How to avoid physician burnout
Physician burnout is a well-document issue in the medical field. So of course, there are ideas, practices, and strategies to help steer clear of it.
Something as simple as hiring a great assistant can help physicians avoid burnout. These assistants can help to enter patient’s data records to save doctors time for a longer face to face stretch with patients. The more menial tasks you can take off your plate, the better.
Make time for a release
Everyone needs a healthy way to unwind after a long day of work. As a physician, it’s imperative that you make personal time for yourself and spend it away from work. Whether that means finding a hobby, playing sports, or simply watching your favorite TV show, finding time to relax outside of work will help you refresh your mind and body.

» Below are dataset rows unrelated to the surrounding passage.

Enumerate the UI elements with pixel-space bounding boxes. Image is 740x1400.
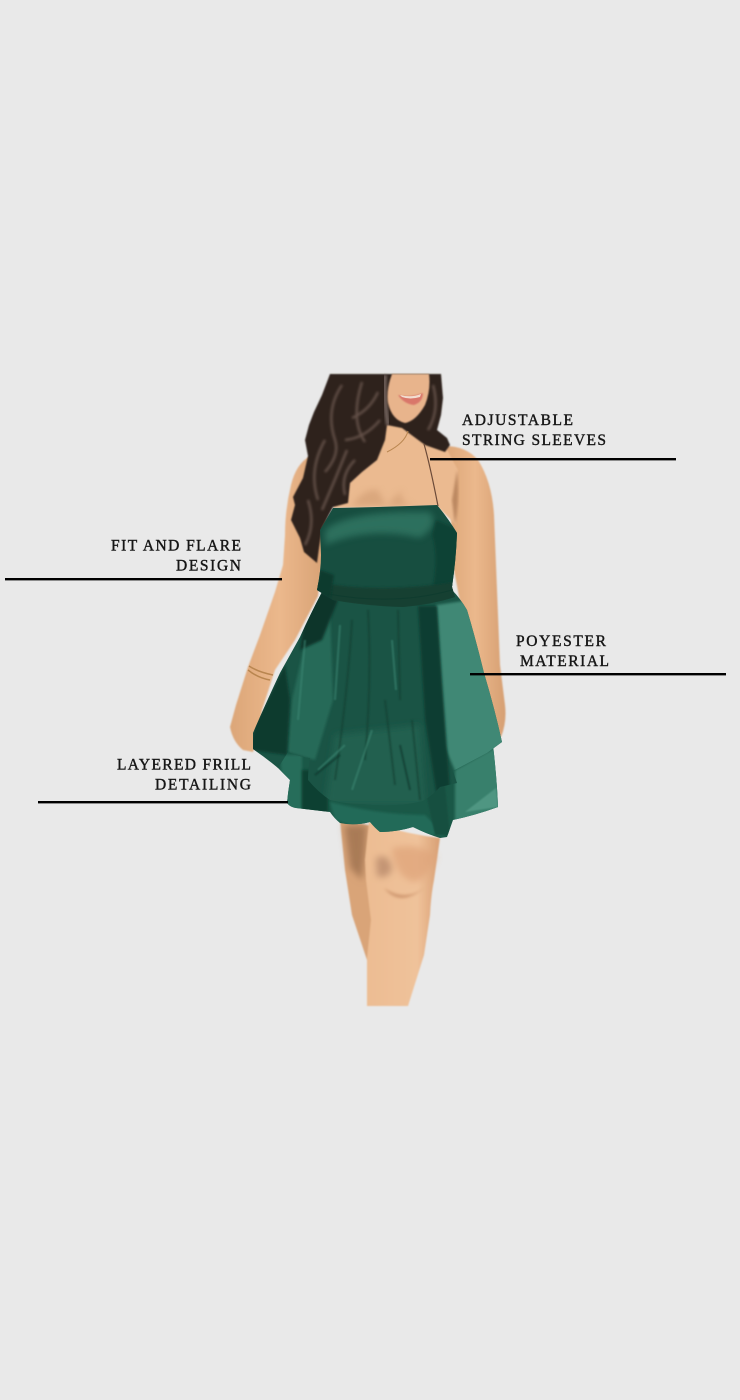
underarm shading [452,470,458,525]
bracelets [248,666,273,680]
callout: layered frill detailing [38,756,288,803]
skirt fold: dark strip [418,606,450,792]
necklace [387,431,408,452]
bodice [317,505,457,607]
skirt fold: far left dark [250,665,290,755]
legs [340,820,440,1006]
skirt fold: left panel [288,610,333,760]
face [388,374,430,423]
callout: fit and flare design: DESIGN [176,558,241,574]
callout: polyester material: POYESTER [516,633,607,650]
string strap [424,444,438,506]
callout: layered frill detailing: LAYERED FRILL [117,756,251,774]
callout: adjustable string sleeves [430,412,676,460]
callout: polyester material [470,633,726,675]
smile [398,393,423,405]
skirt fold: right panel [436,600,502,770]
waistband seam [328,590,452,599]
lower skirt tier [277,748,498,838]
skirt fold: underarm shadow [300,590,338,650]
callout: adjustable string sleeves: ADJUSTABLE [462,412,573,429]
model wearing green dress [230,374,510,1006]
callout: fit and flare design: FIT AND FLARE [111,538,241,554]
callout: adjustable string sleeves: STRING SLEEVES [462,432,606,449]
chest and neck [333,412,458,525]
infographic canvas [5,372,726,1007]
right arm [445,446,506,737]
teeth [400,394,421,398]
callout: fit and flare design [5,538,282,580]
cleavage shading [352,490,415,506]
callout: polyester material: MATERIAL [520,653,609,670]
left arm and hand [230,456,330,752]
skirt fold: lower centre [325,725,425,805]
upper skirt tier [253,592,502,801]
callout: layered frill detailing: DETAILING [155,776,251,794]
hair [291,374,450,563]
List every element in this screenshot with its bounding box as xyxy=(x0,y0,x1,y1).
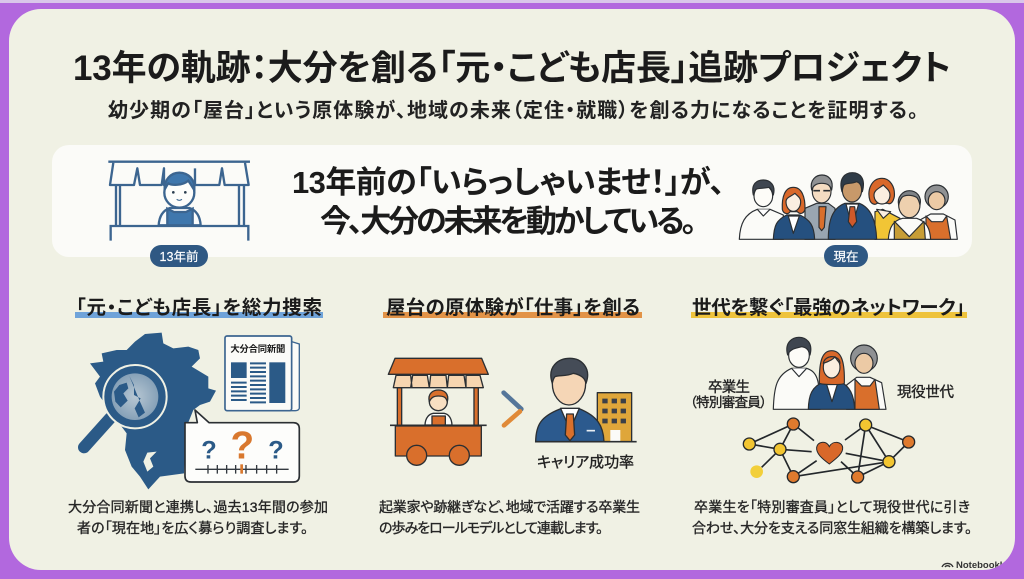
label: graduates: 卒業生 xyxy=(708,379,750,396)
description: network: 卒業生を「特別審査員」として現役世代に引き xyxy=(694,499,970,515)
magnifying glass xyxy=(84,365,167,447)
description: search: 大分合同新聞と連携し、過去13年間の参加 xyxy=(68,499,328,515)
panel: network column xyxy=(690,297,972,536)
icon: group of present-day people xyxy=(739,173,957,239)
speech bubble with question marks: ? xyxy=(231,424,254,467)
newspaper: 大分合同新聞 xyxy=(230,343,285,354)
person: woman in yellow top xyxy=(869,178,900,239)
arrow: chevron xyxy=(504,393,521,425)
map of Kyushu xyxy=(90,333,216,489)
person: man with glasses xyxy=(805,175,835,239)
speech bubble with question marks: ? xyxy=(268,436,284,464)
hero message xyxy=(292,165,725,239)
speech bubble with question marks: ? xyxy=(201,436,217,464)
child vendor xyxy=(425,390,452,425)
description: search: 者の「現在地」を広く募らり調査します。 xyxy=(77,520,308,536)
label: current generation: 現役世代 xyxy=(897,384,954,401)
person: woman in navy blazer xyxy=(773,187,815,239)
title: 13年の軌跡：大分を創る「元・こども店長」追跡プロジェクト xyxy=(73,49,951,88)
badge: 13 years ago xyxy=(150,245,208,267)
illustration: food cart xyxy=(388,358,488,465)
heading: career: 屋台の原体験が「仕事」を創る xyxy=(386,296,640,319)
description: career xyxy=(379,499,640,536)
newspaper xyxy=(225,336,299,411)
description: network: 合わせ、大分を支える同窓生組織を構築します。 xyxy=(692,520,972,536)
badge: present: 現在 xyxy=(833,250,859,264)
icon: child at food stall 13 years ago xyxy=(108,162,250,241)
person: man in navy suit with orange tie xyxy=(828,173,877,239)
icon: three generations xyxy=(773,337,886,409)
hero message: 13年前の「いらっしゃいませ！」が、 xyxy=(292,165,725,200)
badge: 13 years ago: 13年前 xyxy=(160,249,198,264)
logo: NotebookLM watermark: NotebookLM xyxy=(956,560,1014,571)
label: graduates: （特別審査員） xyxy=(690,395,767,410)
panel: hero banner xyxy=(52,145,972,267)
hero message: 今、大分の未来を動かしている。 xyxy=(320,204,697,239)
logo: NotebookLM watermark xyxy=(941,562,1002,568)
description: network xyxy=(692,499,972,536)
label: career success rate: キャリア成功率 xyxy=(537,454,634,471)
heading: network: 世代を繋ぐ「最強のネットワーク」 xyxy=(692,297,965,319)
description: career: 起業家や跡継ぎなど、地域で活躍する卒業生 xyxy=(379,499,640,515)
description: search xyxy=(68,499,328,536)
illustration: businessperson and building xyxy=(535,358,637,442)
panel: search column xyxy=(68,297,328,536)
network diagram xyxy=(743,418,915,483)
panel: career column xyxy=(379,296,642,536)
description: career: の歩みをロールモデルとして連載します。 xyxy=(379,520,603,536)
person: older man in vest xyxy=(888,191,931,239)
illustration: map, newspaper and question bubble xyxy=(84,333,299,489)
person: man in white shirt xyxy=(739,180,783,239)
label: graduates xyxy=(690,379,767,410)
speech bubble with question marks xyxy=(185,410,299,482)
badge: present xyxy=(824,245,868,267)
heading: search: 「元・こども店長」を総力捜索 xyxy=(76,297,322,319)
subtitle: 幼少期の「屋台」という原体験が、地域の未来（定住・就職）を創る力になることを証明する。 xyxy=(108,98,918,122)
person: older woman in apron xyxy=(920,185,957,239)
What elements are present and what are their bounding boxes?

Not only is exercise a great way to alleviate stress, but it also the positive, healthy release like we discussed above. Regular exercise is known to help increase overall productivity. Better yet, exercise helps you get a good nights sleep. And well all know adequate sleep is key to renewed energy. So practice what you preach, right?
Find a support system
Some patients will drain you emotionally as they are difficult for one reason or another. Try sharing your feelings with a trusted friend, mentor, colleague, or someone who can offer you emotional support.
Use social media as a community
It may seem unorthodox, but it can be a great way for you to connect with other doctors who you may not otherwise see in person. This is very efficient especially if you’re working in a smaller practice or solo. And you’re not limited to the usual suspects, like Facebook and Twitter. Nowadays, exclusive doctor networks allow medical professionals to connect like never before.
Reports reveal that 80% of healthcare organizations believe physician burnout is a problem.
It negatively impacts the physician’s productivity and quality of life, as well as the quality of care, patient satisfaction and safety.
Even though there are organizational factors that influence physician satisfaction, addressing the impact of physician burnout on an individual level is an important step.